Voilà plus d’un siècle que l’on entend parler de la tragédie du Titanic. Il ne s’agit pourtant pas du pire naufrage de l’histoire, tant s’en faut, mais son côté romantique, sans compter son aspect « fin d’une époque », tout juste avant la Première Guerre mondiale, en font un symbole. Symbole que le Musée de la civilisation, à Québec, expose de fort belle façon jusqu’en mars prochain.
Que raconter de nouveau, en effet, sur ce bateau et ses passagers? Ici, le musée fait le pari de nous parler des passagers, notamment avec un grand nombre de photos et d’artefacts emportés par ces gens, issus de toutes les classes sociales, qui ont voyagé à bord du paquebot lors de son premier – et seul – voyage. Quelques-unes de ces pièces ont été conservées précieusement par les survivants. Pour les autres, il s’agit d’objets récupérés sur des corps, ou encore à la surface des eaux glaciales de l’Atlantique Nord, dans la foulée du naufrage.
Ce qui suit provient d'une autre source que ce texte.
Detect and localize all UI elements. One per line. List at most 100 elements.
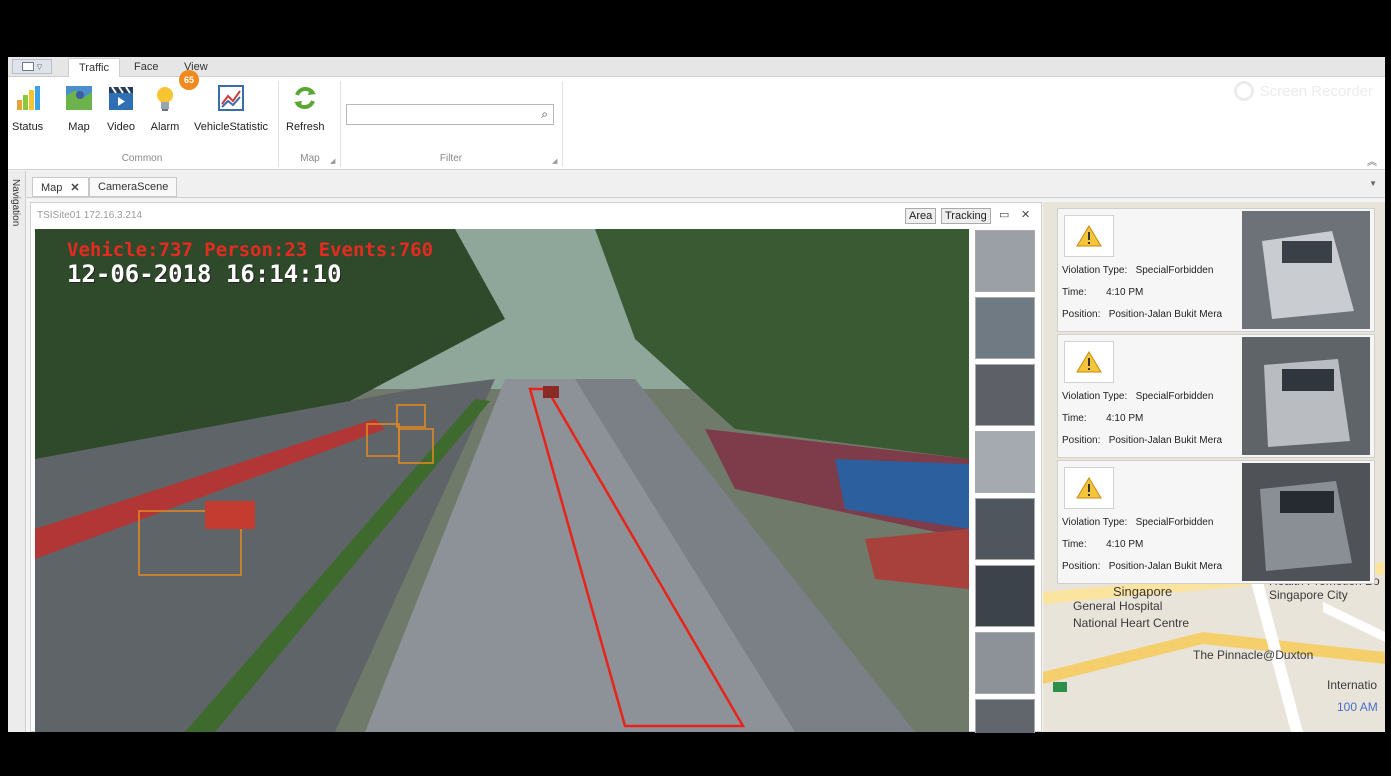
refresh-button[interactable]: Refresh — [286, 83, 325, 139]
time-row: Time: 4:10 PM — [1062, 413, 1143, 424]
screen-recorder-watermark: Screen Recorder — [1233, 81, 1373, 101]
snapshot-thumbnail[interactable] — [975, 297, 1035, 359]
video-button[interactable]: Video — [106, 83, 136, 139]
snapshot-thumbnail[interactable] — [975, 230, 1035, 292]
position-row: Position: Position-Jalan Bukit Mera — [1062, 435, 1222, 446]
navigation-label: Navigation — [10, 179, 21, 227]
recorder-logo-icon — [1233, 81, 1254, 101]
violation-type-row: Violation Type: SpecialForbidden — [1062, 391, 1213, 402]
violation-event-card[interactable]: Violation Type: SpecialForbidden Time: 4… — [1057, 460, 1375, 584]
position-value: Position-Jalan Bukit Mera — [1108, 561, 1223, 572]
app-menu-button[interactable]: ▽ — [12, 59, 52, 74]
group-separator — [278, 81, 279, 167]
maximize-icon[interactable]: ▭ — [999, 208, 1009, 221]
detection-counts-overlay: Vehicle:737 Person:23 Events:760 — [67, 239, 434, 261]
map-button-label: Map — [68, 121, 90, 133]
snapshot-thumbnail[interactable] — [975, 565, 1035, 627]
snapshot-thumbnail[interactable] — [975, 498, 1035, 560]
navigation-pane[interactable]: Navigation — [8, 171, 26, 732]
time-value: 4:10 PM — [1106, 287, 1144, 298]
area-button[interactable]: Area — [905, 208, 937, 224]
violation-type-label: Violation Type: — [1062, 265, 1128, 276]
map-label-pinnacle: The Pinnacle@Duxton — [1193, 648, 1314, 662]
doc-tab-camera-scene[interactable]: CameraScene — [89, 177, 178, 197]
tab-traffic[interactable]: Traffic — [68, 58, 120, 77]
violation-type-row: Violation Type: SpecialForbidden — [1062, 265, 1213, 276]
snapshot-thumbnail[interactable] — [975, 431, 1035, 493]
alarm-button-label: Alarm — [150, 121, 180, 133]
vehicle-snapshot-image[interactable] — [1242, 337, 1370, 455]
time-row: Time: 4:10 PM — [1062, 287, 1143, 298]
group-expand-icon[interactable]: ◢ — [330, 157, 335, 165]
group-label-common: Common — [121, 153, 163, 164]
vehicle-statistic-button[interactable]: VehicleStatistic — [194, 83, 268, 139]
time-value: 4:10 PM — [1106, 413, 1144, 424]
ribbon-toolbar: Status Map Video Alarm VehicleStatistic — [8, 77, 1385, 170]
violation-type-row: Violation Type: SpecialForbidden — [1062, 517, 1213, 528]
refresh-button-label: Refresh — [286, 121, 325, 133]
violation-type-value: SpecialForbidden — [1135, 391, 1214, 402]
video-timestamp-overlay: 12-06-2018 16:14:10 — [67, 260, 342, 288]
bar-chart-icon — [13, 83, 43, 113]
traffic-app-window: ▽ Traffic Face View 65 Status Map Video — [8, 57, 1385, 733]
lightbulb-icon — [150, 83, 180, 113]
tab-list-dropdown-icon[interactable]: ▼ — [1369, 179, 1377, 188]
vehicle-snapshot-image[interactable] — [1242, 463, 1370, 581]
map-icon — [64, 83, 94, 113]
violation-type-value: SpecialForbidden — [1135, 265, 1214, 276]
time-label: Time: — [1062, 413, 1087, 424]
group-separator — [340, 81, 341, 167]
position-value: Position-Jalan Bukit Mera — [1108, 309, 1223, 320]
filter-search-input[interactable]: ⌕ — [346, 104, 554, 125]
road-scene-image — [35, 229, 969, 732]
map-label-singapore: Singapore — [1113, 584, 1173, 599]
tracking-button[interactable]: Tracking — [941, 208, 991, 224]
position-label: Position: — [1062, 561, 1101, 572]
alarm-button[interactable]: Alarm — [150, 83, 180, 139]
doc-tab-map-label: Map — [41, 182, 63, 194]
snapshot-thumbnail[interactable] — [975, 364, 1035, 426]
doc-tab-map[interactable]: Map ✕ — [32, 177, 89, 197]
position-label: Position: — [1062, 309, 1101, 320]
close-icon[interactable]: ✕ — [1021, 208, 1030, 221]
watermark-text: Screen Recorder — [1259, 82, 1373, 100]
events-map-panel[interactable]: Singapore General Hospital National Hear… — [1043, 202, 1385, 732]
status-button[interactable]: Status — [12, 83, 43, 139]
refresh-icon — [290, 83, 320, 113]
snapshot-thumbnail[interactable] — [975, 699, 1035, 733]
camera-panel-header: TSISite01 172.16.3.214 Area Tracking ▭ ✕ — [31, 203, 1041, 227]
violation-event-card[interactable]: Violation Type: SpecialForbidden Time: 4… — [1057, 334, 1375, 458]
map-button[interactable]: Map — [64, 83, 94, 139]
video-button-label: Video — [107, 121, 135, 133]
violation-type-label: Violation Type: — [1062, 391, 1128, 402]
status-button-label: Status — [12, 121, 44, 133]
warning-icon — [1064, 341, 1114, 383]
tab-face[interactable]: Face — [124, 58, 168, 77]
document-tab-bar: Map ✕ CameraScene ▼ — [26, 171, 1385, 198]
close-icon[interactable]: ✕ — [70, 182, 79, 194]
group-label-filter: Filter — [439, 153, 463, 164]
group-expand-icon[interactable]: ◢ — [552, 157, 557, 165]
doc-tab-camera-scene-label: CameraScene — [98, 181, 169, 193]
map-label-100am: 100 AM — [1337, 700, 1378, 714]
position-row: Position: Position-Jalan Bukit Mera — [1062, 561, 1222, 572]
ribbon-tab-bar: ▽ Traffic Face View — [8, 57, 1385, 77]
camera-title: TSISite01 172.16.3.214 — [37, 210, 143, 221]
vehicle-statistic-button-label: VehicleStatistic — [194, 121, 268, 133]
violation-event-card[interactable]: Violation Type: SpecialForbidden Time: 4… — [1057, 208, 1375, 332]
snapshot-thumbnail-strip — [973, 230, 1037, 733]
time-value: 4:10 PM — [1106, 539, 1144, 550]
snapshot-thumbnail[interactable] — [975, 632, 1035, 694]
chevron-down-icon: ▽ — [36, 63, 43, 71]
map-label-general-hospital: General Hospital — [1073, 599, 1163, 613]
collapse-ribbon-icon[interactable]: ︽ — [1367, 153, 1377, 168]
live-video-feed[interactable]: Vehicle:737 Person:23 Events:760 12-06-2… — [35, 229, 969, 732]
position-row: Position: Position-Jalan Bukit Mera — [1062, 309, 1222, 320]
violation-type-label: Violation Type: — [1062, 517, 1128, 528]
violation-type-value: SpecialForbidden — [1135, 517, 1214, 528]
vehicle-snapshot-image[interactable] — [1242, 211, 1370, 329]
search-icon: ⌕ — [541, 107, 548, 121]
map-label-national-heart: National Heart Centre — [1073, 616, 1190, 630]
clapperboard-icon — [106, 83, 136, 113]
map-label-internatio: Internatio — [1327, 678, 1378, 692]
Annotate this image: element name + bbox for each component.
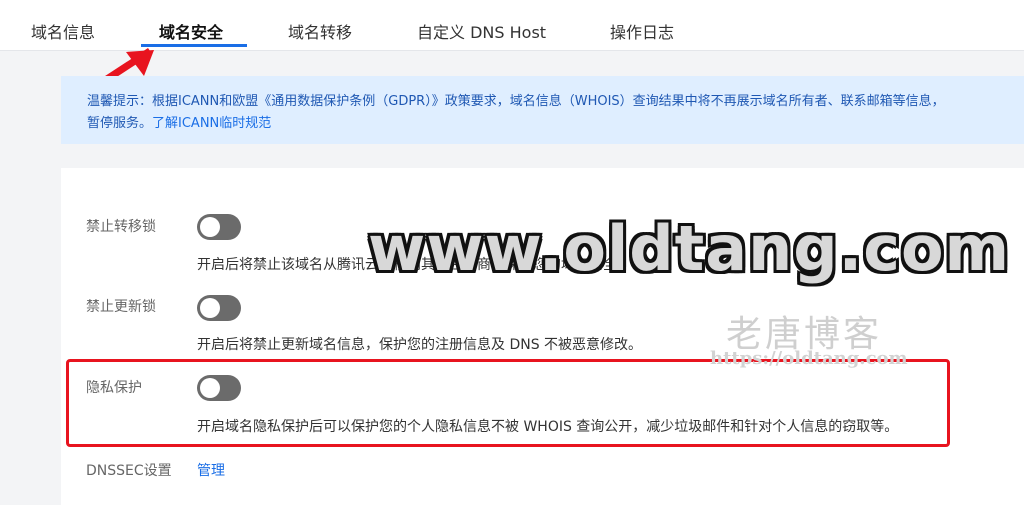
transfer-lock-label: 禁止转移锁 (86, 219, 156, 235)
icann-spec-link[interactable]: 了解ICANN临时规范 (152, 116, 271, 131)
notice-banner: 温馨提示：根据ICANN和欧盟《通用数据保护条例（GDPR）》政策要求，域名信息… (61, 76, 1024, 144)
dnssec-manage-link[interactable]: 管理 (197, 460, 225, 480)
notice-text-line2: 暂停服务。了解ICANN临时规范 (87, 112, 271, 131)
tab-operation-log[interactable]: 操作日志 (610, 19, 674, 43)
notice-text-line1: 温馨提示：根据ICANN和欧盟《通用数据保护条例（GDPR）》政策要求，域名信息… (87, 94, 945, 109)
highlight-box (66, 359, 950, 447)
dnssec-label: DNSSEC设置 (86, 463, 172, 479)
watermark-main: www.oldtang.com (368, 212, 1011, 285)
tab-custom-dns-host[interactable]: 自定义 DNS Host (417, 19, 546, 43)
tab-domain-security[interactable]: 域名安全 (159, 19, 223, 43)
update-lock-label: 禁止更新锁 (86, 299, 156, 315)
tab-domain-transfer[interactable]: 域名转移 (288, 19, 352, 43)
transfer-lock-toggle[interactable] (197, 214, 241, 240)
update-lock-description: 开启后将禁止更新域名信息，保护您的注册信息及 DNS 不被恶意修改。 (197, 337, 643, 353)
notice-text-suffix: 暂停服务。 (87, 116, 153, 131)
watermark-url: https://oldtang.com (710, 348, 908, 369)
update-lock-toggle[interactable] (197, 295, 241, 321)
Pour compléter le tout, nous avons aussi droit à un très grand nombre de maquettes, de plans, de photos… De la conception au sauvetage, en passant par la construction, les moments passés à bord avant la tragédie, ou encore les témoignages de rescapés, tout est réuni pour tracer le portrait d’une multitude d’existences, chacune importante à sa façon, et qui ont toutes été profondément chamboulées en avril 1912, quand elles n’ont pas carrément pris fin.
On appréciera aussi grandement les reconstitutions de cabines à bord du navire, la vaisselle et d’autres biens de tous les jours provenant soit du Titanic, soit de l’Olympic, par exemple, un navire identique opéré, lui aussi, par la White Star Line…

Mais ce qui impressionne le plus, c’est justement cette mise en contexte historique, sociale et économique. Car cette tragédie, à l’instar de celle du Hindenburg, qui surviendra une vingtaine d’années plus tard, représente en quelque sorte le point culminant d’une époque. En 1912, les masses gagnent l’Amérique par millions, certes, en voyageant à bord de gigantesques paquebots modernes, mais c’est aussi le début des croisières de plaisance, avec une classe aisée, voire ultrariche, qui peut se permettre un luxe quasi inimaginable, pour l’époque.
Imaginez: pour réserver l’une des cabines les plus luxueuses, à bord du Titanic, il en coûtait probablement plus de 150 000 $, en dollars de 2025. Qui pouvait se payer une telle dépense, si ce n’est les grands industriels et financiers du début du siècle dernier?
Combinez cela à un progrès technologique excessivement rapide – l’auto et l’avion commencent à peine à entrer dans les moeurs –, des avancées médicales majeures, la lente généralisation de l’eau courante et de l’électricité, ainsi que des puissances occidentales disposant de capitaux et d’une puissance industrielle jamais vues, et vous obtenez une société qui semble être en bonne voie de se transformer en une utopie où le luxe d’hier devient l’existence courante d’aujourd’hui.
Bien entendu, tout cela prendra fin abruptement en 1914, à peine deux ans après une tragédie qui avait déjà frappé les esprits et fragilisé cette idée de progrès et d’avancement technologique impossible à stopper.
Voilà donc le grand intérêt de Titanic: récits et destin. Une exposition particulièrement bien mise en contexte, avec une vaste préférence pour le côté humain de ce drame impossible à oublier. À voir.